Being a god has privileges. Take food for instance. Masters of the Universe do not eat ham and eggs. The Greek gods supped on ambrosia, sipped nectar and never shared their divine vittles with mere mortals. The Israelites were more fortunate. When they were starving in the wilderness, Jehovah showered them with a special delivery of heavenly manna. The Aztecs had the best deal. Quetzalcoatl fed his faithful chocolate.
As Keeper of the Garden of Paradise, Quetzalcoatl cared for the Tree of Life. It was a wondrous plant. Unlike every other tree in creation that flowered and bore fruit only once a year, the cacahuaquchtl was ever-blooming. At all times its deep green foliage was dotted with pretty little white flowers and fruit in all sizes from teensy green newborn nubs to huge mature pods in shades of scarlet, orange and deep purple. When opened the pod revealed its prize: a tight cluster of twenty or more seeds each covered with sweet white pulp. Once dried, roasted and crushed the seeds were mixed with hot water and spices to create tchocoatl, a life sustaining liquid that imparted energy and a sense of wellbeing to all who drank it.
So key to existence was this marvelous tree that its seeds were used as money. A rabbit could be purchased with ten dried beans, a pumpkin with four, a slave with one hundred, and a night's pleasure in a brothel with eight. Montezuma's imperial warehouse was stacked high with more than 960 million cacao beans, and each time an Aztec drank chocolate, he was drinking real money. In today's culture that can be likened to lighting a cigar with a twenty dollar bill. It was a golden age when money literally grew on trees, nevertheless like other currencies, cacao was subject to counterfeiting. Unscrupulous people stuffed hollow beans with ashes or mud.
Unfortunately chocolate's divine origin was an element that led to the fall of the Aztec empire. According to Mesoamerican mythology, one day Quetzalcoatl boarded a raft and sailed east across the ocean toward the rising sun leaving his faithful waiting and praying for his return. When Cortez arrived wearing iron armor and riding a strange steed that was also sheathed in iron (horses were unknown in the Americas until the Spanish invasion), Montezuma and his people hailed the bearded conquistador as their returning chocolate deity. Recognizing the case of mistaken identity as a way to further his own interests, Cortez took advantage of the situation and demanded that the Aztecs hand over their royal treasures.
Joyfully the people led the invader to their biggest cocoa plantation and served him large goblets of their holy chocolate drink. Cortez was amused and much more interested in the huge golden cups than the beverage itself. Whether it was tchocoatl's energy boosting and aphrodisiac virtues or the fact that it was served by lovely lasses that turned Cortez into a cocoa fancier little matters. The great conquistador was instantly hooked. For the rest of his life he kept a filled chocolate pot on his desk ready for sipping at any time night or day.

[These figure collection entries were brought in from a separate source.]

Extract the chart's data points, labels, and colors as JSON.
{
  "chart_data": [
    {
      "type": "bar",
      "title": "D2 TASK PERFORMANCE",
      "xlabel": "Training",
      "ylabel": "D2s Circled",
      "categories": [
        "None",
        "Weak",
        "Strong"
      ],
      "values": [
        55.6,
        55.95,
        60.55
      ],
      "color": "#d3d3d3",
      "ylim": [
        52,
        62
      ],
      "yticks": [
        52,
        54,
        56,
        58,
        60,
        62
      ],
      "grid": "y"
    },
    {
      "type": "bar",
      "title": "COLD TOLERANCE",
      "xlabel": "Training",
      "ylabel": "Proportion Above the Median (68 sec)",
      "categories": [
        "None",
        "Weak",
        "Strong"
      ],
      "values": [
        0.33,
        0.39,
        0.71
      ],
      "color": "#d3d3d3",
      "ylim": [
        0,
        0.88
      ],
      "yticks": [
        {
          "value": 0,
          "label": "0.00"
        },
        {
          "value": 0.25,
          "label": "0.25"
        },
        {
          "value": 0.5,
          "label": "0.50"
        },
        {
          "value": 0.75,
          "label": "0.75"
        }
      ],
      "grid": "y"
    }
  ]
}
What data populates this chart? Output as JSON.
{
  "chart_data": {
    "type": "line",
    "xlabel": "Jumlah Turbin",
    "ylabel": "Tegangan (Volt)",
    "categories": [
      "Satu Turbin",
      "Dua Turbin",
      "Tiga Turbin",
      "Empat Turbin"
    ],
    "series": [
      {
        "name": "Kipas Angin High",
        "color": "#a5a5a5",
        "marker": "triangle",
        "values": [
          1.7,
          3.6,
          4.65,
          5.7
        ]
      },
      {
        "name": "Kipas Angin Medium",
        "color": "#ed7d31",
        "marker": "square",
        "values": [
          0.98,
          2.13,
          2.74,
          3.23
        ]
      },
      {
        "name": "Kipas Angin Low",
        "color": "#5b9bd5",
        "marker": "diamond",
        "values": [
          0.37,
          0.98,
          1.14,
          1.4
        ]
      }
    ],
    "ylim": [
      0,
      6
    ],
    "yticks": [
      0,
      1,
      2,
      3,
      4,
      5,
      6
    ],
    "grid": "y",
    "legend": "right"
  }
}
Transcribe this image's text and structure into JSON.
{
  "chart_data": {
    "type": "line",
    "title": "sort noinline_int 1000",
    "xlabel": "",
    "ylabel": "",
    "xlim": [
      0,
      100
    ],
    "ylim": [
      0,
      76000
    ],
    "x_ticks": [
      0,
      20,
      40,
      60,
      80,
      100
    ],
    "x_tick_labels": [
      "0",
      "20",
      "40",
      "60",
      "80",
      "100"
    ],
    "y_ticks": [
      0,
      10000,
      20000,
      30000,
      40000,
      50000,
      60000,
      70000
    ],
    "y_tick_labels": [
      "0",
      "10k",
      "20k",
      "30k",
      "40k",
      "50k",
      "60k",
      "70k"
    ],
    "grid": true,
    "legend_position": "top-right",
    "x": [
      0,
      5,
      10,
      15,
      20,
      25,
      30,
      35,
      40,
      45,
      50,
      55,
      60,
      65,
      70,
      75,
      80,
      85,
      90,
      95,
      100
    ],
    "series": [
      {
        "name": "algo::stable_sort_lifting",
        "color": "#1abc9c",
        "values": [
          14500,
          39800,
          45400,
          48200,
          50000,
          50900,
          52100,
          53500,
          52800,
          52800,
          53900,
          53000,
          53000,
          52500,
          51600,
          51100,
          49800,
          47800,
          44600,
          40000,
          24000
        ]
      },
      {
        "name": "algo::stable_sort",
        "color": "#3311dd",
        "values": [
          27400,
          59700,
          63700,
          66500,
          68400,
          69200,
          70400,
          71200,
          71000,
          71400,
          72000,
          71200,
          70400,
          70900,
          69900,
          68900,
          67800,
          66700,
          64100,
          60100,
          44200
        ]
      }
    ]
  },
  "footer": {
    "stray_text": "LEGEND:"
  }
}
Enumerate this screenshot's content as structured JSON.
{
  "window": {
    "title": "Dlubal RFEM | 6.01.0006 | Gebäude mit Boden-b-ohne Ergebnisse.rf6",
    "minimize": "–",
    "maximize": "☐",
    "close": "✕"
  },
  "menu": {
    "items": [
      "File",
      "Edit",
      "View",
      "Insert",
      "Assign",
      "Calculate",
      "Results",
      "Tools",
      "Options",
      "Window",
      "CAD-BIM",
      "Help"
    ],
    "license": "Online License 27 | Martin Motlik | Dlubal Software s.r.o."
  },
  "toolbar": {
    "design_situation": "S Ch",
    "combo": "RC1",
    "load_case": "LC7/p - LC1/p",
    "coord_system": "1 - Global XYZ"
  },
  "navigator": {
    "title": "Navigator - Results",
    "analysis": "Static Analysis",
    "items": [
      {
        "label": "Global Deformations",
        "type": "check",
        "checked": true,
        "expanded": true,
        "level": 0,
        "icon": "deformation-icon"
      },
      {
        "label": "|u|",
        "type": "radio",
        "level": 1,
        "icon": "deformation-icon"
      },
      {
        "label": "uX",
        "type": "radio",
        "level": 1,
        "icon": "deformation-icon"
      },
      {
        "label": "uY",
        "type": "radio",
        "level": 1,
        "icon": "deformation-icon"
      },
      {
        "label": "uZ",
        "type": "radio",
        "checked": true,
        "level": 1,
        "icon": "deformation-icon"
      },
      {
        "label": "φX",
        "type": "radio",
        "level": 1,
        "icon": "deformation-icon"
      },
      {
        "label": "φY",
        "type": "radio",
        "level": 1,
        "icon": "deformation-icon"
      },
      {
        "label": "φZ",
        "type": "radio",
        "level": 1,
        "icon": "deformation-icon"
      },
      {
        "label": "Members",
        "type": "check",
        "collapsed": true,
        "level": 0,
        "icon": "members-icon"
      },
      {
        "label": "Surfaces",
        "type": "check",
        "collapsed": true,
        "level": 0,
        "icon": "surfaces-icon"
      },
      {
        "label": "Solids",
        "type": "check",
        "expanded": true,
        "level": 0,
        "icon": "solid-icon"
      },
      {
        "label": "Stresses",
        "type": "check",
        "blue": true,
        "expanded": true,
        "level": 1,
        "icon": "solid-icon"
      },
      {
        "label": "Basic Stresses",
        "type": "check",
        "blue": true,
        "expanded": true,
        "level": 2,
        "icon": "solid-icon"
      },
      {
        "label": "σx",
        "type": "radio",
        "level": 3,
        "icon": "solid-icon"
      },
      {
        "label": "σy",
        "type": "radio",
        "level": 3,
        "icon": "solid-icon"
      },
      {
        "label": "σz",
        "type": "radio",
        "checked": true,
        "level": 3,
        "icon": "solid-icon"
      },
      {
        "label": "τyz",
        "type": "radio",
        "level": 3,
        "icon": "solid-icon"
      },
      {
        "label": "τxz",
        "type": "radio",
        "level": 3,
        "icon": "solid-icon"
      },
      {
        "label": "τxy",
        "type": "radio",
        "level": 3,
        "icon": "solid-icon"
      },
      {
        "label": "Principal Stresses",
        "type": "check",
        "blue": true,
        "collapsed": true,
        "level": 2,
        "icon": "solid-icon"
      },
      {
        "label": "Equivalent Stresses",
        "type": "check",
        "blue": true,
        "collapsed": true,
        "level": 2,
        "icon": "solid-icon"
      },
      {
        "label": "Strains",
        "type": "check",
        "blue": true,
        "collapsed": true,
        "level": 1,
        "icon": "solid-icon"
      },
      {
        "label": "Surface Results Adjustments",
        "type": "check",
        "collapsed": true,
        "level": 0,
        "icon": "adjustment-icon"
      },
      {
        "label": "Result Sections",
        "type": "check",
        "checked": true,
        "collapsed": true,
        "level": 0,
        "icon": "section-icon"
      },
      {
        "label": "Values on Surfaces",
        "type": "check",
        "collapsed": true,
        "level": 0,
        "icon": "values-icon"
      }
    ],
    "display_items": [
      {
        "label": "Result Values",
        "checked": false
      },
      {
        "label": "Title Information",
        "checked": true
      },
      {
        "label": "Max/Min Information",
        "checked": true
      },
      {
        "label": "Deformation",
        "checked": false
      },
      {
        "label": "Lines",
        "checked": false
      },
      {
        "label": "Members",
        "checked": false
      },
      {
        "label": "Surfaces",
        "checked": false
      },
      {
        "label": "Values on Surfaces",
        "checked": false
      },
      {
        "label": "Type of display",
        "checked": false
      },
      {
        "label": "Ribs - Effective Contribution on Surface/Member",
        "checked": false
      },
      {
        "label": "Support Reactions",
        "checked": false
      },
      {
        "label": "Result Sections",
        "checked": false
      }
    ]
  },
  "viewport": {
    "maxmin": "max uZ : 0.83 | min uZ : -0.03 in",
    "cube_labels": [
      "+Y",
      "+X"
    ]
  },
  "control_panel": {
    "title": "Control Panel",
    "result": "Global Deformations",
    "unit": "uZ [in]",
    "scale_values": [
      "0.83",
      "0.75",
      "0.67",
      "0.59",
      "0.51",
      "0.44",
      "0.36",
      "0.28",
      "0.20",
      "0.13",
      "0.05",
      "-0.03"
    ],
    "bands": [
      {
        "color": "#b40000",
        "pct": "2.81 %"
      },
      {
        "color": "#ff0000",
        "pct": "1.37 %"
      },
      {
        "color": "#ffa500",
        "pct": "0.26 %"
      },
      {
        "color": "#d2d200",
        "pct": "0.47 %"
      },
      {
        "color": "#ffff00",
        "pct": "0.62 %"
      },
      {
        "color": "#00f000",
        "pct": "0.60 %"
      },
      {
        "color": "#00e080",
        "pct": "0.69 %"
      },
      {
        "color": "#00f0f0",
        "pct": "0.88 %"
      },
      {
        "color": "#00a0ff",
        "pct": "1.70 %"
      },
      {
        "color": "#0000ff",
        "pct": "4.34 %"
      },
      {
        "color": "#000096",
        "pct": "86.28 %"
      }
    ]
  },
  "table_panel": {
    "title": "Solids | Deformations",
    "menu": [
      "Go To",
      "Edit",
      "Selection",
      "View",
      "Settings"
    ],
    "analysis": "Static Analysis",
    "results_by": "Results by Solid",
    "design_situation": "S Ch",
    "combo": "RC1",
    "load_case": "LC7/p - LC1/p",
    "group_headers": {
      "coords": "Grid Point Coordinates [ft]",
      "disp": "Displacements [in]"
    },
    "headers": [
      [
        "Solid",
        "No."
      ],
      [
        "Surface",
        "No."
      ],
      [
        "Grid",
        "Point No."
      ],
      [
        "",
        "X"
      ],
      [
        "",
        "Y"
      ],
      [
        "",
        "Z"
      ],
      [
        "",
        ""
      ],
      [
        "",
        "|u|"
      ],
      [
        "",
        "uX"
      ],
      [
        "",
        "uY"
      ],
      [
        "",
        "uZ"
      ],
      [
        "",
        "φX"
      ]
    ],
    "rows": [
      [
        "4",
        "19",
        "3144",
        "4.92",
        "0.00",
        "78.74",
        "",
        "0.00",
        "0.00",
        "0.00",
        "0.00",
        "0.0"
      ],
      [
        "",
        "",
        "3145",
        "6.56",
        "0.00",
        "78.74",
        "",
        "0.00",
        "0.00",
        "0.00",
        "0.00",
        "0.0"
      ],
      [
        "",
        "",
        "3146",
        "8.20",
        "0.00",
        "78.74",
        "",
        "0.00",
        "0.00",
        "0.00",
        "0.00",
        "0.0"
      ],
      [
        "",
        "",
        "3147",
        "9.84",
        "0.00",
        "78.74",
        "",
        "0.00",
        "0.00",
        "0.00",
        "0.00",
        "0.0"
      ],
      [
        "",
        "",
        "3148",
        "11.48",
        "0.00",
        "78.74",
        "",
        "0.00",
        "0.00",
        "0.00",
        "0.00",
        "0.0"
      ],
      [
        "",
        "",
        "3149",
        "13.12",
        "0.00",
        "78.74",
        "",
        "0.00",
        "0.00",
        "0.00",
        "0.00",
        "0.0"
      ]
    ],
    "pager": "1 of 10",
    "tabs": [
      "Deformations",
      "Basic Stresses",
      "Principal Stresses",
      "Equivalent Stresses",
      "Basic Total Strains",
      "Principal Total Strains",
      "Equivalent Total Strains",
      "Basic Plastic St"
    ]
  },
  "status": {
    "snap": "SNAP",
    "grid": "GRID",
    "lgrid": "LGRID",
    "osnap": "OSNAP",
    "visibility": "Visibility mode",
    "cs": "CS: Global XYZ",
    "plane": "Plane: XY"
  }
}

When Spanish missionaries arrived in the New World they set about convincing the locals to adopt a new god and began by transforming tchocoatl into a less stimulating brew. Eliminating the Aztec's spice and chile pepper additives, the clergy mixed chocolate powder with sweeteners and another New World find, vanilla. The result was delicious. So delicious that less than one hundred years later chocolate drinks had become so popular in Spain that Pope Clement VIII was faced with a serious problem. Church rules stipulated people must fast for twenty-four hours prior to taking communion, but Spanish ladies insisted on having their morning cup of chocolate before mass. His Holiness was obliged to concede.